Weekly fishing hints and tips by the Sloth 2/6/16

This week: Live bait or fresh fish for the family.

 


This topic has long been debated between my wog mates, now I’m from Italian heritage so wogs should not be offended. This week tips is centred around catching the stable live baits in particular 2 species. Yellowtail (yakas) and slimy mackerel (slimy). I will go into other live fish baits in another article.

 
Slimy mackerel are a favourite bait for recreational fishing and are held in high esteem as one of the best all round live bait to use. Slimy mackerel (Scomber australasicus) are a small tropical and sub tropical mackerel species found all up and down the eastern seaboard. They are pelagic and can be found from out on the Continental shelf to in and around bays and harbours, often congregating around structures such as jetties and wharves. These environments where they are easily accessible to everyone.

 
Yellowtail also known as Bung or Yakka, Chow, Mcculloch’s Yellowtail, Scad, Southern Yellowtail Scad, Yakka, Yellowtail, Yellowtail Chow, Yellowtail Horse Mackerel, Yellowtail Mackerel.
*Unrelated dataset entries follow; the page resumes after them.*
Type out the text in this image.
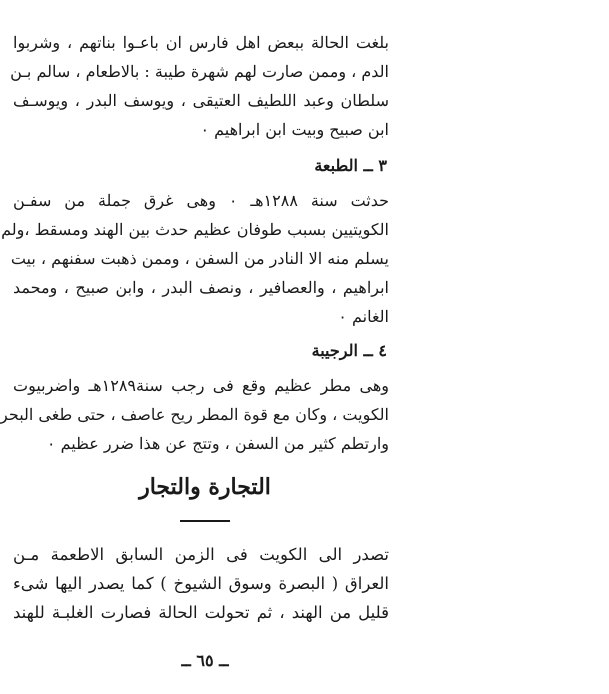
بلغت الحالة ببعض اهل فارس ان باعـوا بناتهم ، وشربوا
الدم ، وممن صارت لهم شهرة طيبة : بالاطعام ، سالم بـن
سلطان وعبد اللطيف العتيقى ، ويوسف البدر ، ويوسـف
ابن صبيح وبيت ابن ابراهيم ٠
٣ ــ الطبعة
حدثت سنة ١٢٨٨هـ ٠ وهى غرق جملة من سفـن
الكويتيين بسبب طوفان عظيم حدث بين الهند ومسقط ،ولم
يسلم منه الا النادر من السفن ، وممن ذهبت سفنهم ، بيت
ابراهيم ، والعصافير ، ونصف البدر ، وابن صبيح ، ومحمد
الغانم ٠
٤ ــ الرجيبة
وهى مطر عظيم وقع فى رجب سنة١٢٨٩هـ واضربيوت
الكويت ، وكان مع قوة المطر ريح عاصف ، حتى طغى البحر
وارتطم كثير من السفن ، وتتج عن هذا ضرر عظيم ٠
التجارة والتجار
تصدر الى الكويت فى الزمن السابق الاطعمة مـن
العراق ( البصرة وسوق الشيوخ ) كما يصدر اليها شىء
قليل من الهند ، ثم تحولت الحالة فصارت الغلبـة للهند
ــ ٦٥ ــ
They are a traditional bait for recreational and commercial fishers. They are a pelagic fish that form large schools in marine inshore areas such as estuaries and bays. Adult fish are generally found over offshore rocky reefs, while juveniles are generally found in shallow, soft substrate areas including jetties and wharves.

 
The great thing about these little fish is they like to congregate in large numbers, usually mixed together around easily accessible structures. They can be targeted with almost any gear you can think of so great fun light handlines, K-mart combos, bream outfits and fly outfits will all do the job brilliantly. For enjoyments sake the lighter the better. Pound for pound slimies give a surprisingly good account for themselves and a big one will put up a stinker of a fight on light line including pulling some drag. Most use a 5 rig jig to catch these little demons and they are great for kids and people starting. Fooling them with lures, small baited hand line and flies is far more exciting. They will readily attack small fish imitation lures and flies with gusto. Metal lures, soft plastics, flies, vibes and small hard bodied lures all work a treat and provide great fun. If you are unable to find them around accessible area’s try a little burly of bread crumbs mixed with cat food. They are a great bait for larger fish and pelagic’s including Kings, Tuna, Marlin, Teraglin, big Snapper, all love them.

 
Here is where the debate starts. I love them as bait both dead or alive however when bait is easy to catch I also put some straight on ice ready to eat when I come home. My Aussie mates believe these fish are for bait only and would never eat them. Personally they’re 2 under-rated table fish that most simply discard. I like to come home from fishing and for lunch gut and roll out the bones cook in simple oil and have them on toast. With tomato and butter. YUM. Smoking is another awesome way to enjoy them especially slimmies. Hot smoking is best, which also cooks the fish. The way to do it is to soak the butterflied fish in a brine (3-5%salt) for 1-2 hours. Then pat dry the fish and leave to dry on the bench for 2-3 hours. The drying step ensures that the flesh of the fish caramelizes properly in the smoker giving you that deep golden colour. Then you simply smoke them. The time it takes to smoke the fish will depend on the smoker you are using and can vary from 15 minutes to an hour, a few tries and you’ll quickly work out the optimum smoking time especially seeing these little fish are so easy to catch. You can also vary the time, to vary the texture of the fish.

 
Yakkas are fantastic to eat raw or lightly BBQ. I mean this is a real treat. I do prefer the yakkas more during winter as I find they are larger and have a higher fat content in them which seem to make them even more tasty. I do enjoy butterflying them and then marinating them in teryaki sauce before BBQ lightly. Another method I don’t mind is salting them. Simply score the whole fish rub in sea salt and leave it to sit for 40 minutes to an hour. Wash off the salt, pat dry and BBQ! Serve with chilli flakes or favourite dipping sauce. Next time you want to have a bit of fun on light gear and are collecting some live bait, I strongly suggest keeping a few slimies or yakkas for the table. Looked after (kept in ice whole) and cooked properly they are delicious.